Keith Moore (born 12 October 1960) is the author and co-author of several IETF RFCs related to the MIME and SMTP protocols for electronic mail, among others:
RFC 1870, defining a mechanism to allow SMTP clients and servers to avoid transferring messages so large that they will be rejected;
RFC 2017, defining a (rarely implemented) means to allow MIME messages to contain attachments whose actual contents are referenced by a URL;
RFC 2047 amended by RFC 2231, defining a mechanism to allow non-ASCII characters to be encoded in text portions of a message header (but not in email addresses);
RFC 3464 obsoleting RFC 1894, which together define a standard mechanism for reporting of delivery failures or successes in Internet email,
RFC 3834, standards for processes that automatically respond to electronic mail; and
RFC 8314, recommending the use of TLS for email submission and access, and the deprecation of cleartext versions of the protocols used for those purposes.[1]

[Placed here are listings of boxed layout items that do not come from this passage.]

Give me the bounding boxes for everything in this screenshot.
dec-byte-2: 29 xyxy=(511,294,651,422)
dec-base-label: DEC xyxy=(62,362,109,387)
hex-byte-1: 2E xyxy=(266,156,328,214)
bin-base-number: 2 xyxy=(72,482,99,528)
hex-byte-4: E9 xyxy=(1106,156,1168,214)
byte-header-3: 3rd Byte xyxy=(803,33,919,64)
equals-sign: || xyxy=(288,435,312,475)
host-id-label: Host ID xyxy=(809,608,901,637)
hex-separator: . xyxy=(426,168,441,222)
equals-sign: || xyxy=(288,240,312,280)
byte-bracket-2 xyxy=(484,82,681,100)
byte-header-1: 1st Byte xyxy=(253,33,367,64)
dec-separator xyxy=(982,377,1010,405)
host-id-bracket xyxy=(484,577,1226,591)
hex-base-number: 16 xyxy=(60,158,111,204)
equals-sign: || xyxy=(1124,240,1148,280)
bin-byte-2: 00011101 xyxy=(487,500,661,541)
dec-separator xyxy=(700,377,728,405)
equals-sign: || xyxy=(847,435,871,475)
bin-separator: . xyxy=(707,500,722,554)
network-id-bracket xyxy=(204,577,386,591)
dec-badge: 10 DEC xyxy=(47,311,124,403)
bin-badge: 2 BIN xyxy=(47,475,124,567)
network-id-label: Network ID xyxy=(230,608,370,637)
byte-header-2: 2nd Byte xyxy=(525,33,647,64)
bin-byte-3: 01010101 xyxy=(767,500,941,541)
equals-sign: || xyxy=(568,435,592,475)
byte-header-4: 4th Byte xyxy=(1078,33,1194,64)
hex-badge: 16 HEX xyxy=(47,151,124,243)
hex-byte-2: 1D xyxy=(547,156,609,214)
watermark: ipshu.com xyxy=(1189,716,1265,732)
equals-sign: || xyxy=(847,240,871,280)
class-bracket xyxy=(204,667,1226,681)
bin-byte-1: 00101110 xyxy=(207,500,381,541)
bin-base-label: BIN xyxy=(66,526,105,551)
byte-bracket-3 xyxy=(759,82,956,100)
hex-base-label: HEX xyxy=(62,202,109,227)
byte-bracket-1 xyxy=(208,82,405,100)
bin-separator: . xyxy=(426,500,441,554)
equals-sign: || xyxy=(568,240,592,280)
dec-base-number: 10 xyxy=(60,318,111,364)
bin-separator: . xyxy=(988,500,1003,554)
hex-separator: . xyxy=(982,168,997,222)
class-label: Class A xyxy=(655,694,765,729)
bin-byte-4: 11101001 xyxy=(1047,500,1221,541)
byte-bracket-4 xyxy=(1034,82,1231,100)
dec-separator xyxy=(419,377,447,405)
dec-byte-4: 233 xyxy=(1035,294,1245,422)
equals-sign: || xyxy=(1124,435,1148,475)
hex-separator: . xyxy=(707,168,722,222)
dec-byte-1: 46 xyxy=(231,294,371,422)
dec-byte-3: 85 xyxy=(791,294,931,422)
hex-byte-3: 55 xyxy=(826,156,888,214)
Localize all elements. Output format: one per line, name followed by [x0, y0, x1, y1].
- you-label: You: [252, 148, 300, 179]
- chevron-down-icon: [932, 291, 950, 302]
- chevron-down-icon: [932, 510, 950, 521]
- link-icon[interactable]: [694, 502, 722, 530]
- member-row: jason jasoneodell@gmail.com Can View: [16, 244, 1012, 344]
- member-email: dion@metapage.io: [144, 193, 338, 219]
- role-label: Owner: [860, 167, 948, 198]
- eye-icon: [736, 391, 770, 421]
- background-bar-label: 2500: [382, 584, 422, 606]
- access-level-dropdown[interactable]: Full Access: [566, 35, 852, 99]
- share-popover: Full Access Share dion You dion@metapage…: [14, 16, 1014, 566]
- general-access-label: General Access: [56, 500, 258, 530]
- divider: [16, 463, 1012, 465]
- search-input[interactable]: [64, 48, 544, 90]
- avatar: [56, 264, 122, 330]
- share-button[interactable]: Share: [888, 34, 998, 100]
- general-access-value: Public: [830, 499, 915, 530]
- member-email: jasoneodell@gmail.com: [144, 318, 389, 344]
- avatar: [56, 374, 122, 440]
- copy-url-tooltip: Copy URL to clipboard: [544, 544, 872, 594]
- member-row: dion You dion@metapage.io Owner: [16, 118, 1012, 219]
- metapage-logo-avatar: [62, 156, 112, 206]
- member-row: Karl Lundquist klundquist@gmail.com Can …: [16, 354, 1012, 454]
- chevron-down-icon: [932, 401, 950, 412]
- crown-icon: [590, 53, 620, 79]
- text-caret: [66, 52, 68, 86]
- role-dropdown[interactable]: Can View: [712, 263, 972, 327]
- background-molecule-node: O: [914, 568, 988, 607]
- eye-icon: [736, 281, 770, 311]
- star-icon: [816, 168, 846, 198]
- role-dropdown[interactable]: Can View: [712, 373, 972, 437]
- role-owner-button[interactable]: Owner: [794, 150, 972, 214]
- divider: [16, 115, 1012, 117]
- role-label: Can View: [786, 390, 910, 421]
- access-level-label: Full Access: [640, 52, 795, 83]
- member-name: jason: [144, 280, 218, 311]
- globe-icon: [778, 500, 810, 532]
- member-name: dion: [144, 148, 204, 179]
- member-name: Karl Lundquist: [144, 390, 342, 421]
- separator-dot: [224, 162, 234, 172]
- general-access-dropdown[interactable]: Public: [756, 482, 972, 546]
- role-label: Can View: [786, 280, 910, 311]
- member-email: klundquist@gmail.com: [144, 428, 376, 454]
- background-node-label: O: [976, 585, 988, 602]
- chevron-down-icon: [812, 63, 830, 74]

He has also written or co-written RFCs on other topics, including
RFC 2964, Use of HTTP State Management (recommending constraints on the use of "cookies" to address privacy concerns);
RFC 3205, On the use of HTTP as a Substrate (discussing the use of HTTP as a layer underneath other protocols); and
RFC 3056, describing the 6to4 mechanism for tunneling IPv6 packets over an IPv4 network.